Kevin Mofid, director of research at Savills, said: “With the memory of the global financial crisis still fresh in the minds of many developers, investors and bankers, the delivery of warehouses on a speculative basis has not been sufficient to keep up with demand. In turn this has driven occupiers to take an increasing proportion of build to suit units. The knock on impact for occupiers will be that rents and lease terms will increase as developers need this commitment to bring schemes forward.”
Addleshaw Goddard has published a report – How soon is now?, which tackles the evolution of the logistics sector, its impact on the property industry, and makes a series of policy recommendations on how to unlock space for industrial use. If no action is taken, the cost could be transferred to the consumer.
The proposals in the report include:
Not levying business rates on speculatively built warehouses until they are occupied
This would encourage more investment, leading ultimately to higher tax revenues occurring more quickly. The charging of business rates on empty properties is a disincentive to speculative development of industrial and logistics property. Some local authorities delay entering speculatively built properties into the national rating list until the building has been occupied, removing the empty rate risk and making development more likely. The report states the Government should set national guidelines for this rather than just leaving the choice up to local councils.
Encouraging councils to designate and bring forward public land for industrial use
The new housing and planning minister should encourage local authorities to prioritise properly thought through employment policies. Housing policy trumps employment policy within local planning, which is not necessarily always the best priority.
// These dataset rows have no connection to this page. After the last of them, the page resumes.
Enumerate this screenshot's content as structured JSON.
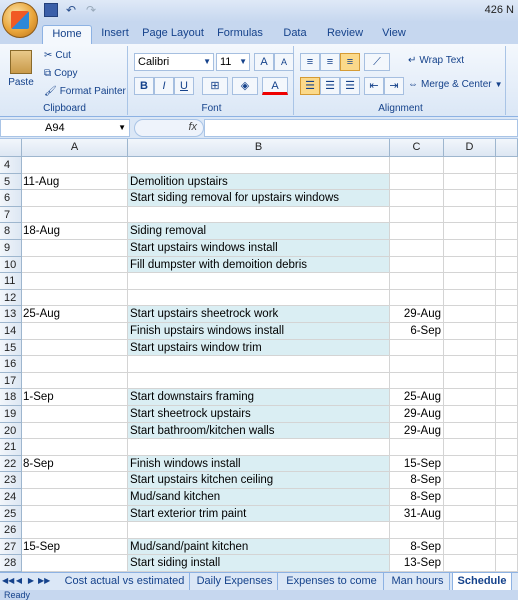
{
  "window": {
    "title": "426 N"
  },
  "ribbon_tabs": [
    "Home",
    "Insert",
    "Page Layout",
    "Formulas",
    "Data",
    "Review",
    "View"
  ],
  "clipboard": {
    "paste": "Paste",
    "cut": "Cut",
    "copy": "Copy",
    "format_painter": "Format Painter",
    "label": "Clipboard"
  },
  "font": {
    "name": "Calibri",
    "size": "11",
    "label": "Font",
    "bold": "B",
    "italic": "I",
    "underline": "U"
  },
  "alignment": {
    "wrap_text": "Wrap Text",
    "merge_center": "Merge & Center",
    "label": "Alignment"
  },
  "formula_bar": {
    "name_box": "A94",
    "fx": "fx"
  },
  "columns": [
    "A",
    "B",
    "C",
    "D"
  ],
  "rows": [
    {
      "num": "4",
      "a": "",
      "b": "",
      "c": ""
    },
    {
      "num": "5",
      "a": "11-Aug",
      "b": "Demolition upstairs",
      "c": ""
    },
    {
      "num": "6",
      "a": "",
      "b": "Start siding removal for upstairs windows",
      "c": ""
    },
    {
      "num": "7",
      "a": "",
      "b": "",
      "c": ""
    },
    {
      "num": "8",
      "a": "18-Aug",
      "b": "Siding removal",
      "c": ""
    },
    {
      "num": "9",
      "a": "",
      "b": "Start upstairs windows install",
      "c": ""
    },
    {
      "num": "10",
      "a": "",
      "b": "Fill dumpster with demoition debris",
      "c": ""
    },
    {
      "num": "11",
      "a": "",
      "b": "",
      "c": ""
    },
    {
      "num": "12",
      "a": "",
      "b": "",
      "c": ""
    },
    {
      "num": "13",
      "a": "25-Aug",
      "b": "Start upstairs sheetrock work",
      "c": "29-Aug"
    },
    {
      "num": "14",
      "a": "",
      "b": "Finish upstairs windows install",
      "c": "6-Sep"
    },
    {
      "num": "15",
      "a": "",
      "b": "Start upstairs window trim",
      "c": ""
    },
    {
      "num": "16",
      "a": "",
      "b": "",
      "c": ""
    },
    {
      "num": "17",
      "a": "",
      "b": "",
      "c": ""
    },
    {
      "num": "18",
      "a": "1-Sep",
      "b": "Start downstairs framing",
      "c": "25-Aug"
    },
    {
      "num": "19",
      "a": "",
      "b": "Start sheetrock upstairs",
      "c": "29-Aug"
    },
    {
      "num": "20",
      "a": "",
      "b": "Start bathroom/kitchen walls",
      "c": "29-Aug"
    },
    {
      "num": "21",
      "a": "",
      "b": "",
      "c": ""
    },
    {
      "num": "22",
      "a": "8-Sep",
      "b": "Finish windows install",
      "c": "15-Sep"
    },
    {
      "num": "23",
      "a": "",
      "b": "Start upstairs kitchen ceiling",
      "c": "8-Sep"
    },
    {
      "num": "24",
      "a": "",
      "b": "Mud/sand kitchen",
      "c": "8-Sep"
    },
    {
      "num": "25",
      "a": "",
      "b": "Start exterior trim paint",
      "c": "31-Aug"
    },
    {
      "num": "26",
      "a": "",
      "b": "",
      "c": ""
    },
    {
      "num": "27",
      "a": "15-Sep",
      "b": "Mud/sand/paint kitchen",
      "c": "8-Sep"
    },
    {
      "num": "28",
      "a": "",
      "b": "Start siding install",
      "c": "13-Sep"
    }
  ],
  "sheet_tabs": [
    "Cost actual vs estimated",
    "Daily Expenses",
    "Expenses to come",
    "Man hours",
    "Schedule"
  ],
  "active_sheet": "Schedule",
  "status": "Ready",
  "colors": {
    "highlight": "#daeef3",
    "ribbon": "#dbe7f6"
  }
}
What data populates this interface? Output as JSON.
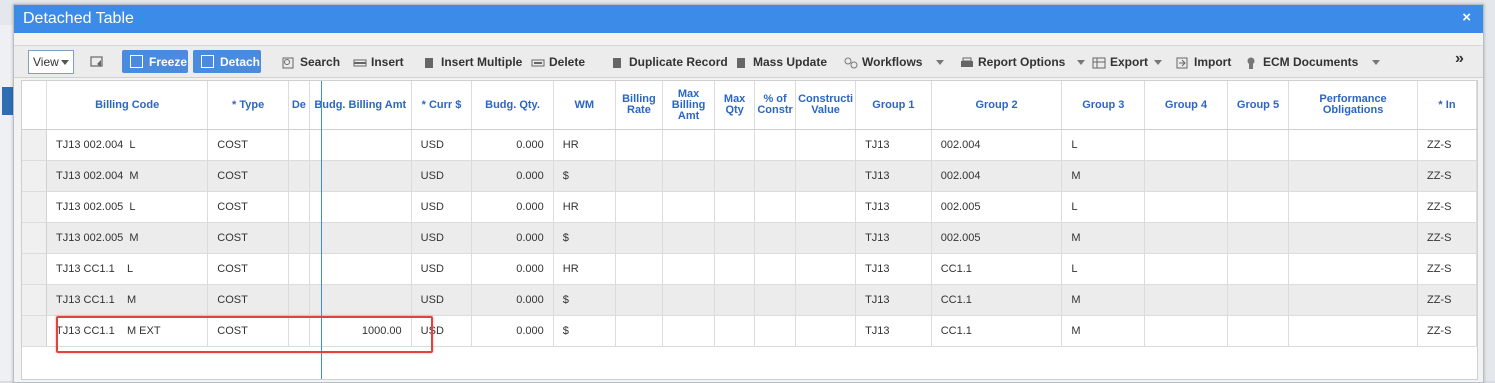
{
  "window": {
    "title": "Detached Table",
    "close_glyph": "×"
  },
  "toolbar": {
    "view_label": "View",
    "freeze_label": "Freeze",
    "detach_label": "Detach",
    "search_label": "Search",
    "insert_label": "Insert",
    "insert_multiple_label": "Insert Multiple",
    "delete_label": "Delete",
    "duplicate_label": "Duplicate Record",
    "mass_update_label": "Mass Update",
    "workflows_label": "Workflows",
    "report_options_label": "Report Options",
    "export_label": "Export",
    "import_label": "Import",
    "ecm_label": "ECM Documents",
    "more_glyph": "»"
  },
  "table": {
    "columns": [
      "Billing Code",
      "* Type",
      "De",
      "Budg. Billing Amt",
      "* Curr $",
      "Budg. Qty.",
      "WM",
      "Billing Rate",
      "Max Billing Amt",
      "Max Qty",
      "% of Constr",
      "Constructi Value",
      "Group 1",
      "Group 2",
      "Group 3",
      "Group 4",
      "Group 5",
      "Performance Obligations",
      "* In"
    ],
    "rows": [
      {
        "billing_code": "TJ13 002.004  L",
        "type": "COST",
        "amt": "",
        "curr": "USD",
        "qty": "0.000",
        "wm": "HR",
        "g1": "TJ13",
        "g2": "002.004",
        "g3": "L",
        "in": "ZZ-S"
      },
      {
        "billing_code": "TJ13 002.004  M",
        "type": "COST",
        "amt": "",
        "curr": "USD",
        "qty": "0.000",
        "wm": "$",
        "g1": "TJ13",
        "g2": "002.004",
        "g3": "M",
        "in": "ZZ-S"
      },
      {
        "billing_code": "TJ13 002.005  L",
        "type": "COST",
        "amt": "",
        "curr": "USD",
        "qty": "0.000",
        "wm": "HR",
        "g1": "TJ13",
        "g2": "002.005",
        "g3": "L",
        "in": "ZZ-S"
      },
      {
        "billing_code": "TJ13 002.005  M",
        "type": "COST",
        "amt": "",
        "curr": "USD",
        "qty": "0.000",
        "wm": "$",
        "g1": "TJ13",
        "g2": "002.005",
        "g3": "M",
        "in": "ZZ-S"
      },
      {
        "billing_code": "TJ13 CC1.1    L",
        "type": "COST",
        "amt": "",
        "curr": "USD",
        "qty": "0.000",
        "wm": "HR",
        "g1": "TJ13",
        "g2": "CC1.1",
        "g3": "L",
        "in": "ZZ-S"
      },
      {
        "billing_code": "TJ13 CC1.1    M",
        "type": "COST",
        "amt": "",
        "curr": "USD",
        "qty": "0.000",
        "wm": "$",
        "g1": "TJ13",
        "g2": "CC1.1",
        "g3": "M",
        "in": "ZZ-S"
      },
      {
        "billing_code": "TJ13 CC1.1    M EXT",
        "type": "COST",
        "amt": "1000.00",
        "curr": "USD",
        "qty": "0.000",
        "wm": "$",
        "g1": "TJ13",
        "g2": "CC1.1",
        "g3": "M",
        "in": "ZZ-S"
      }
    ]
  },
  "colors": {
    "titlebar": "#3d8be8",
    "header_text": "#2c66c4",
    "highlight": "#e0453b"
  }
}
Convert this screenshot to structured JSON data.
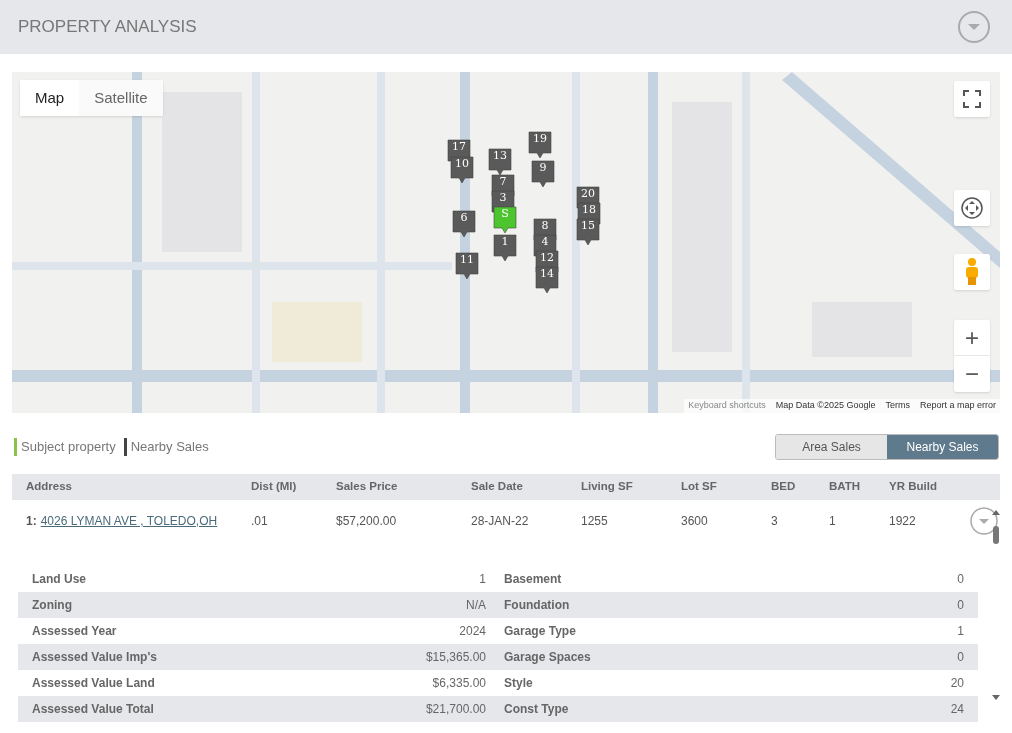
{
  "header": {
    "title": "PROPERTY ANALYSIS"
  },
  "map": {
    "kind": "picture",
    "map_types": [
      {
        "label": "Map",
        "selected": true
      },
      {
        "label": "Satellite",
        "selected": false
      }
    ],
    "markers": [
      {
        "label": "17",
        "kind": "sale"
      },
      {
        "label": "10",
        "kind": "sale"
      },
      {
        "label": "6",
        "kind": "sale"
      },
      {
        "label": "11",
        "kind": "sale"
      },
      {
        "label": "13",
        "kind": "sale"
      },
      {
        "label": "7",
        "kind": "sale"
      },
      {
        "label": "3",
        "kind": "sale"
      },
      {
        "label": "S",
        "kind": "subject"
      },
      {
        "label": "1",
        "kind": "sale"
      },
      {
        "label": "19",
        "kind": "sale"
      },
      {
        "label": "9",
        "kind": "sale"
      },
      {
        "label": "8",
        "kind": "sale"
      },
      {
        "label": "4",
        "kind": "sale"
      },
      {
        "label": "12",
        "kind": "sale"
      },
      {
        "label": "14",
        "kind": "sale"
      },
      {
        "label": "20",
        "kind": "sale"
      },
      {
        "label": "18",
        "kind": "sale"
      },
      {
        "label": "15",
        "kind": "sale"
      }
    ],
    "zoom_in": "+",
    "zoom_out": "−",
    "footer": [
      "Keyboard shortcuts",
      "Map Data ©2025 Google",
      "Terms",
      "Report a map error"
    ]
  },
  "legend": [
    {
      "label": "Subject property",
      "color": "#8bc34a"
    },
    {
      "label": "Nearby Sales",
      "color": "#444444"
    }
  ],
  "view_tabs": [
    {
      "label": "Area Sales",
      "selected": false
    },
    {
      "label": "Nearby Sales",
      "selected": true
    }
  ],
  "table": {
    "columns": [
      "Address",
      "Dist (MI)",
      "Sales Price",
      "Sale Date",
      "Living SF",
      "Lot SF",
      "BED",
      "BATH",
      "YR Build"
    ],
    "rows": [
      {
        "index": "1:",
        "cells": [
          "4026 LYMAN AVE , TOLEDO,OH",
          ".01",
          "$57,200.00",
          "28-JAN-22",
          "1255",
          "3600",
          "3",
          "1",
          "1922"
        ],
        "expanded": true
      }
    ]
  },
  "details": [
    {
      "label": "Land Use",
      "value": "1",
      "label2": "Basement",
      "value2": "0"
    },
    {
      "label": "Zoning",
      "value": "N/A",
      "label2": "Foundation",
      "value2": "0"
    },
    {
      "label": "Assessed Year",
      "value": "2024",
      "label2": "Garage Type",
      "value2": "1"
    },
    {
      "label": "Assessed Value Imp's",
      "value": "$15,365.00",
      "label2": "Garage Spaces",
      "value2": "0"
    },
    {
      "label": "Assessed Value Land",
      "value": "$6,335.00",
      "label2": "Style",
      "value2": "20"
    },
    {
      "label": "Assessed Value Total",
      "value": "$21,700.00",
      "label2": "Const Type",
      "value2": "24"
    }
  ]
}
There should be far greater curation of uses, and this must be intertwined with greater clarity at a national level.
The report states we should also consider which different types of industrial sites are now needed. The changing nature of the economy means the built environment also has to change. How we resolve this will take careful consideration. But, crucially, we must recognise that if consumers want products within 24 hours, 60 minutes or virtually instantly, then infrastructure, real estate and transport will have to support this.
Government should look to directly support development by SMES
Many sites that could potentially support industrial development are unlikely to be unlocked because of the lack of infrastructure – such as roads, power or sewerage – and the prohibitively high cost of providing it. The Regional Development Agencies (RDA), abolished in 2012, were an important source of funding for infrastructure. They bridged the gaps between local authorities, an important way of recognising that infrastructure spending often benefits adjoining council areas. The financial power available now to Local Enterprise Partnerships is very limited compared to that of the RDA’s. The Government needs to consider a greater role for the Homes and Communities Agency, which has £4.7bn of grant funding available for affordable housing, to kick-start industrial development with a similar kind of budget for land assembly, remediation (cleaning up sites) and above all, installing vital infrastructure that could offer many broader benefits to both employment and housing deliver
John Clements, development director of Verdion, developers of the multimodal iPort logistics park near Doncaster, added: “The e-commerce revolution has given industrial a much higher profile as an asset. With long leases on high quality buildings backed by strong covenants and rental growth through indexation, the returns in the logistics sector are far more interesting than many other asset classes currently, so it’s a very appealing sector for investors.”